What’s been dastardly is that both Manchin and Sinema—who, by the way, disagree on a lot, making a deal even tougher—have consistently changed their tunes about what they’d accept, and have blindsided fellow Democrats with unexpected demands. Sinema came out against negotiating drug pricing—a Democratic campaign promise since they won the House in 2006—even though lowering drug prices was one of her promises to Arizonans in her successful 2018 campaign for Senate. Her opposition, in September, surprised some people—until they learned she’s gotten almost a half-million dollars from Big Pharma in 2021 alone.

Then she came out against any increase in corporate or individual tax rates, which again was an unknown, or not well-known, position; the sphinx of the Senate has been quiet about a lot of what she doesn’t like in the bill. There ensued a lot of negotiation—Sinema might back a wealth tax? A new billionaires’ tax? But Manchin scotched that one. “I don’t like it. I don’t like the connotation that we’re targeting different people,” he told reporters, as though the bill singled out Jews, or Italians, or right-handed people for higher taxes. (Tax rates “target” people of different incomes all the time, of course.)

In the end, the BBB framework includes, surprisingly, an extra 5 percent tax on individual income above $10 million, with 3 percent more above $25 million, and a 15 percent minimum tax on corporations with at least $1 billion in profits. But we still don’t know if Manchin and/or Sinema support those provisions.

Then Manchin had problems with the bill’s paid family leave provisions, which got scaled back from three months to one. Senator Kirsten Gillibrand, a passionate proponent of the legislation, sat down with him and patiently walked him through it. She told reporters they’d made some progress.

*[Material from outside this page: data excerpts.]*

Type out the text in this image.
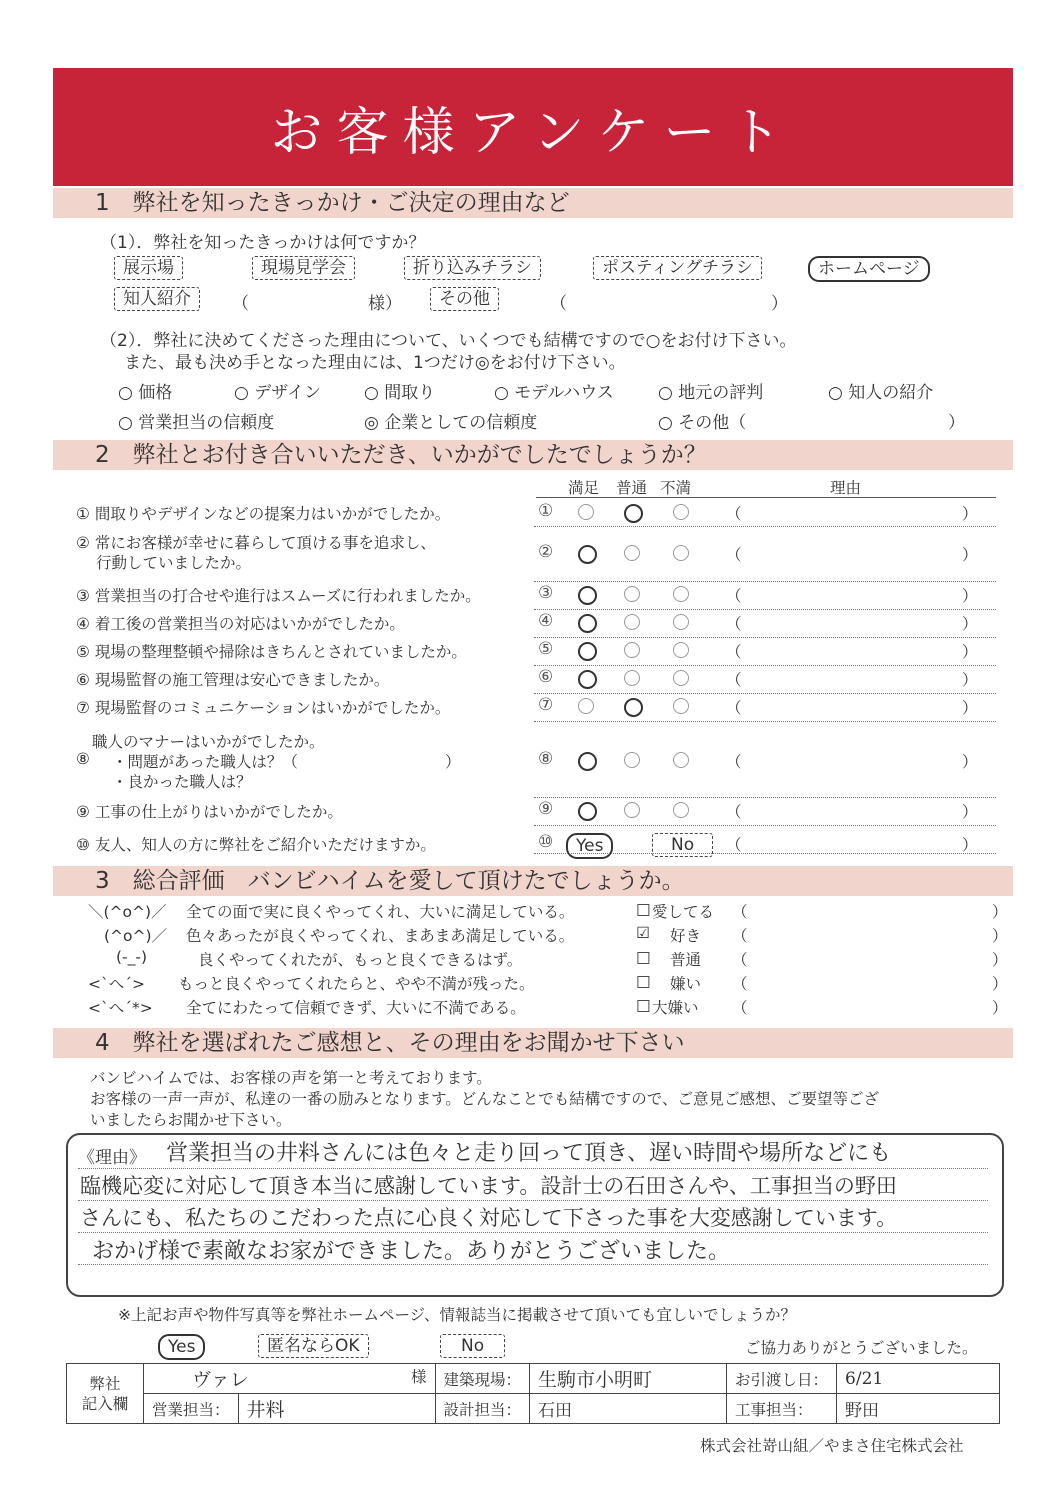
お客様アンケート
1　弊社を知ったきっかけ・ご決定の理由など
（1）．弊社を知ったきっかけは何ですか？
展示場	現場見学会	折り込みチラシ	ポスティングチラシ	ホームページ
知人紹介	（	様）	その他	（　　　　　　　　　　　　）
（2）．弊社に決めてくださった理由について、いくつでも結構ですので○をお付け下さい。
また、最も決め手となった理由には、1つだけ◎をお付け下さい。
○ 価格	○ デザイン	○ 間取り	○ モデルハウス	○ 地元の評判	○ 知人の紹介
○ 営業担当の信頼度	◎ 企業としての信頼度	○ その他（	）
2　弊社とお付き合いいただき、いかがでしたでしょうか？
満足 普通 不満	理由
① 間取りやデザインなどの提案力はいかがでしたか。	①	（	）
② 常にお客様が幸せに暮らして頂ける事を追求し、
行動していましたか。
②	（	）
③ 営業担当の打合せや進行はスムーズに行われましたか。	③	（	）
④ 着工後の営業担当の対応はいかがでしたか。	④	（	）
⑤ 現場の整理整頓や掃除はきちんとされていましたか。	⑤	（	）
⑥ 現場監督の施工管理は安心できましたか。	⑥	（	）
⑦ 現場監督のコミュニケーションはいかがでしたか。	⑦	（	）
職人のマナーはいかがでしたか。
⑧ ・問題があった職人は？（	）
・良かった職人は？
⑧	（	）
⑨ 工事の仕上がりはいかがでしたか。	⑨	（	）
⑩ 友人、知人の方に弊社をご紹介いただけますか。	⑩	Yes	No	（	）
3　総合評価　バンビハイムを愛して頂けたでしょうか。
＼(^o^)／ 全ての面で実に良くやってくれ、大いに満足している。	□ 愛してる （	）
(^o^)／ 色々あったが良くやってくれ、まあまあ満足している。	☑ 好き （	）
(-_-)	良くやってくれたが、もっと良くできるはず。	□ 普通 （	）
<`へ´> もっと良くやってくれたらと、やや不満が残った。	□ 嫌い （	）
<`へ´*> 全てにわたって信頼できず、大いに不満である。	□ 大嫌い （	）
4　弊社を選ばれたご感想と、その理由をお聞かせ下さい
バンビハイムでは、お客様の声を第一と考えております。
お客様の一声一声が、私達の一番の励みとなります。どんなことでも結構ですので、ご意見ご感想、ご要望等ござ
いましたらお聞かせ下さい。
《理由》 営業担当の井料さんには色々と走り回って頂き、遅い時間や場所などにも
臨機応変に対応して頂き本当に感謝しています。設計士の石田さんや、工事担当の野田
さんにも、私たちのこだわった点に心良く対応して下さった事を大変感謝しています。
おかげ様で素敵なお家ができました。ありがとうございました。
※上記お声や物件写真等を弊社ホームページ、情報誌当に掲載させて頂いても宜しいでしょうか？
Yes	匿名ならOK	No	ご協力ありがとうございました。
弊社
記入欄	ヴァレ 様		建築現場：	生駒市小明町	お引渡し日：	6/21
	営業担当：	井料	設計担当：	石田	工事担当：	野田
株式会社嵜山組／やまさ住宅株式会社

But the West Virginia obstructionist announced on Wednesday he wouldn’t accept any paid leave provision at all, because he doesn’t think the policy should be accomplished through the reconciliation process in the first place. Well, you coulda said that a long time ago, Joe.

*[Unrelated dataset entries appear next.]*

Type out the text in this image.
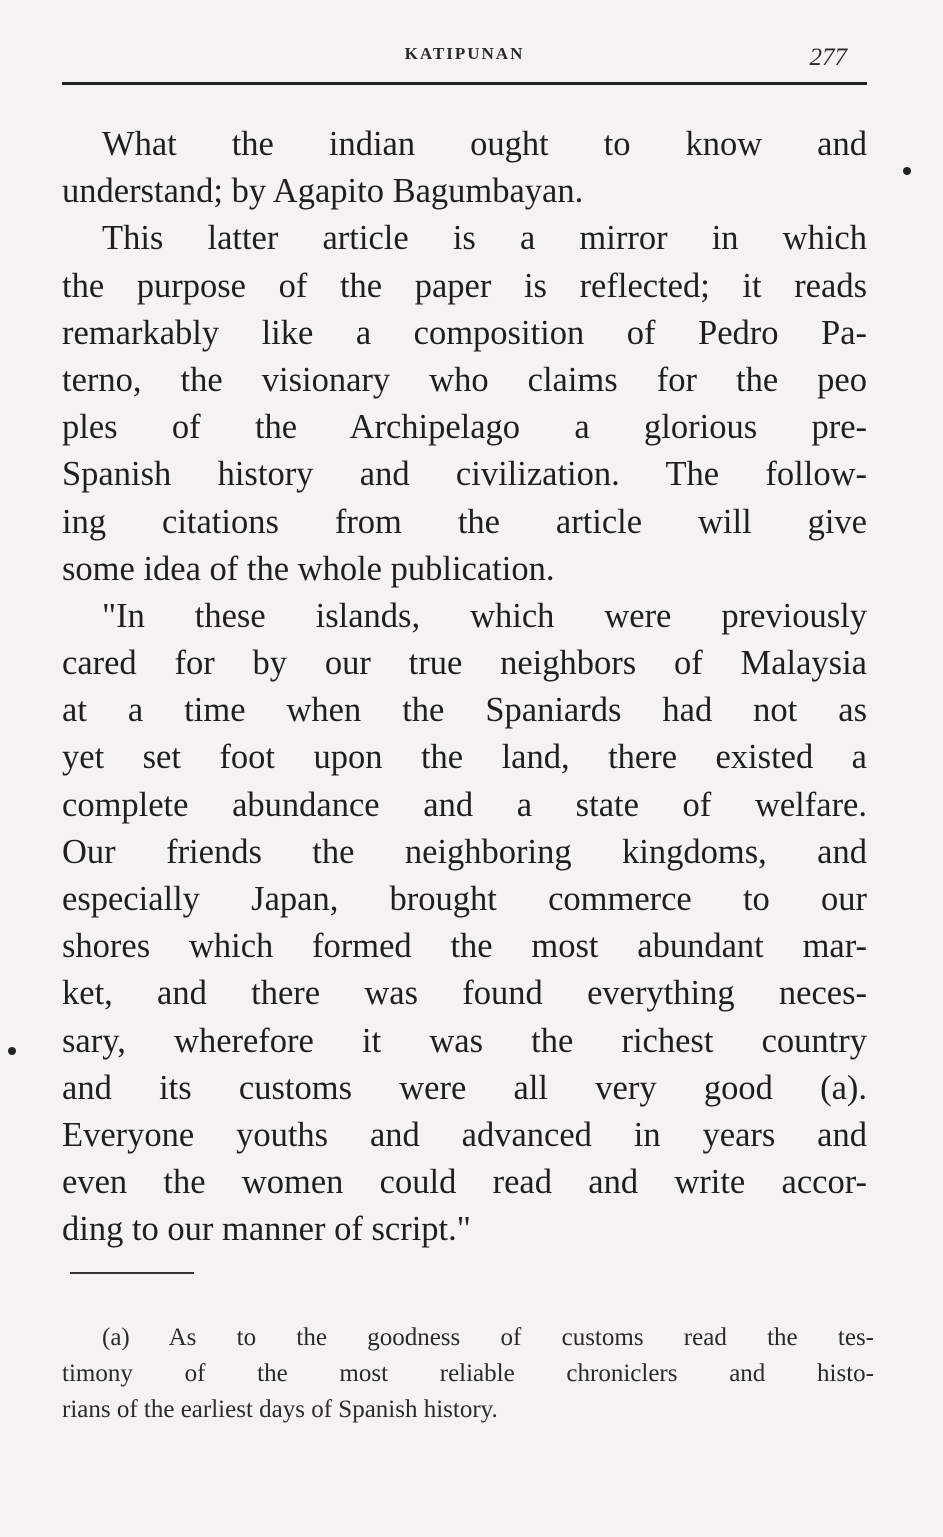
KATIPUNAN	277
What the indian ought to know and
understand; by Agapito Bagumbayan.
This latter article is a mirror in which
the purpose of the paper is reflected; it reads
remarkably like a composition of Pedro Pa-
terno, the visionary who claims for the peo
ples of the Archipelago a glorious pre-
Spanish history and civilization. The follow-
ing citations from the article will give
some idea of the whole publication.
"In these islands, which were previously
cared for by our true neighbors of Malaysia
at a time when the Spaniards had not as
yet set foot upon the land, there existed a
complete abundance and a state of welfare.
Our friends the neighboring kingdoms, and
especially Japan, brought commerce to our
shores which formed the most abundant mar-
ket, and there was found everything neces-
sary, wherefore it was the richest country
and its customs were all very good (a).
Everyone youths and advanced in years and
even the women could read and write accor-
ding to our manner of script."
(a) As to the goodness of customs read the tes-
timony of the most reliable chroniclers and histo-
rians of the earliest days of Spanish history.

Manchin also threw sand in the gears of negotiations by styling himself a 1990s neoliberal, announcing that he wanted work requirements for families getting the child tax credit, as well as means-testing to limit it to struggling families. He resurrected hoary claims about “entitlements” discouraging work. “I don’t believe that we should turn our society into an entitlement society,” he said earlier this month. “I think we should still be a compassionate, rewarding society.” To his credit, Biden made clear he opposed work requirements, and Manchin seemed to drop that demand. But we don’t really know, because he hasn’t said whether he supports the framework.

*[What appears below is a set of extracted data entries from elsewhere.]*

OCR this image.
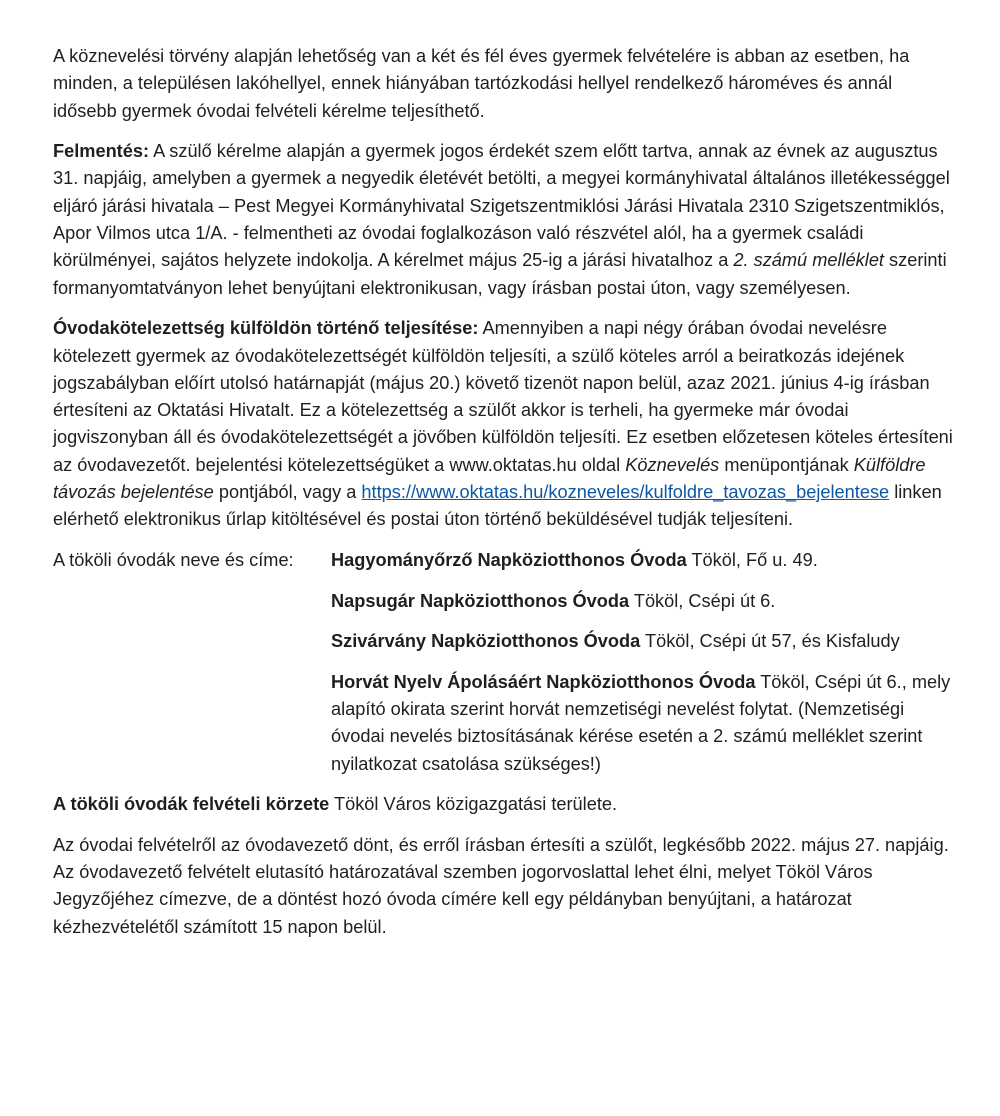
A köznevelési törvény alapján lehetőség van a két és fél éves gyermek felvételére is abban az esetben, ha minden, a településen lakóhellyel, ennek hiányában tartózkodási hellyel rendelkező hároméves és annál idősebb gyermek óvodai felvételi kérelme teljesíthető.

Felmentés: A szülő kérelme alapján a gyermek jogos érdekét szem előtt tartva, annak az évnek az augusztus 31. napjáig, amelyben a gyermek a negyedik életévét betölti, a megyei kormányhivatal általános illetékességgel eljáró járási hivatala – Pest Megyei Kormányhivatal Szigetszentmiklósi Járási Hivatala 2310 Szigetszentmiklós, Apor Vilmos utca 1/A. - felmentheti az óvodai foglalkozáson való részvétel alól, ha a gyermek családi körülményei, sajátos helyzete indokolja. A kérelmet május 25-ig a járási hivatalhoz a 2. számú melléklet szerinti formanyomtatványon lehet benyújtani elektronikusan, vagy írásban postai úton, vagy személyesen.

Óvodakötelezettség külföldön történő teljesítése: Amennyiben a napi négy órában óvodai nevelésre kötelezett gyermek az óvodakötelezettségét külföldön teljesíti, a szülő köteles arról a beiratkozás idejének jogszabályban előírt utolsó határnapját (május 20.) követő tizenöt napon belül, azaz 2021. június 4-ig írásban értesíteni az Oktatási Hivatalt. Ez a kötelezettség a szülőt akkor is terheli, ha gyermeke már óvodai jogviszonyban áll és óvodakötelezettségét a jövőben külföldön teljesíti. Ez esetben előzetesen köteles értesíteni az óvodavezetőt. bejelentési kötelezettségüket a www.oktatas.hu oldal Köznevelés menüpontjának Külföldre távozás bejelentése pontjából, vagy a https://www.oktatas.hu/kozneveles/kulfoldre_tavozas_bejelentese linken elérhető elektronikus űrlap kitöltésével és postai úton történő beküldésével tudják teljesíteni.

A tököli óvodák neve és címe:	Hagyományőrző Napköziotthonos Óvoda Tököl, Fő u. 49.
Napsugár Napköziotthonos Óvoda Tököl, Csépi út 6.
Szivárvány Napköziotthonos Óvoda Tököl, Csépi út 57, és Kisfaludy
Horvát Nyelv Ápolásáért Napköziotthonos Óvoda Tököl, Csépi út 6., mely alapító okirata szerint horvát nemzetiségi nevelést folytat. (Nemzetiségi óvodai nevelés biztosításának kérése esetén a 2. számú melléklet szerint nyilatkozat csatolása szükséges!)

A tököli óvodák felvételi körzete Tököl Város közigazgatási területe.

Az óvodai felvételről az óvodavezető dönt, és erről írásban értesíti a szülőt, legkésőbb 2022. május 27. napjáig. Az óvodavezető felvételt elutasító határozatával szemben jogorvoslattal lehet élni, melyet Tököl Város Jegyzőjéhez címezve, de a döntést hozó óvoda címére kell egy példányban benyújtani, a határozat kézhezvételétől számított 15 napon belül.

I could go on, but I think you get the picture. The Dysfunctional Duo are the ones who blocked a Thursday vote on the bipartisan infrastructure bill, not progressives.

This was a rare process misstep by Nancy Pelosi. I heard two main reasons for her trying to force a floor vote. The Surface Transportation Act had to be reauthorized by the end of the month, but it has been easily extended before—it truly has bipartisan support—and of course would be again. (And it was, Thursday night.) There was also talk that President Biden needed a win before his European trip, especially before the Glasgow climate summit. But ambitious climate policy is entirely in the Build Back Better bill. So I really don’t get the decision to force a vote on infrastructure, which resulted in a rare defeat for the speaker.

What happens next? People think it’s possible to have the text of the BBB legislation by next week, which would allow the bill to be voted on by the Senate—Senate Democrats plus Vice President Kamala Harris, that is, since Republicans are busy calling the bill “socialism” (though Senator Bernie Sanders remains unhappy with it) and sitting on their greedy hands. A vote next week would be great—if indeed the bill passes, which of course requires votes from both Manchin and Sinema. Democrats are optimistic about the outcome, and so I guess I am too. But I won’t be sure until I see their vote. Maybe Sinema will give us another dramatic curtsy—with a thumbs-up this time.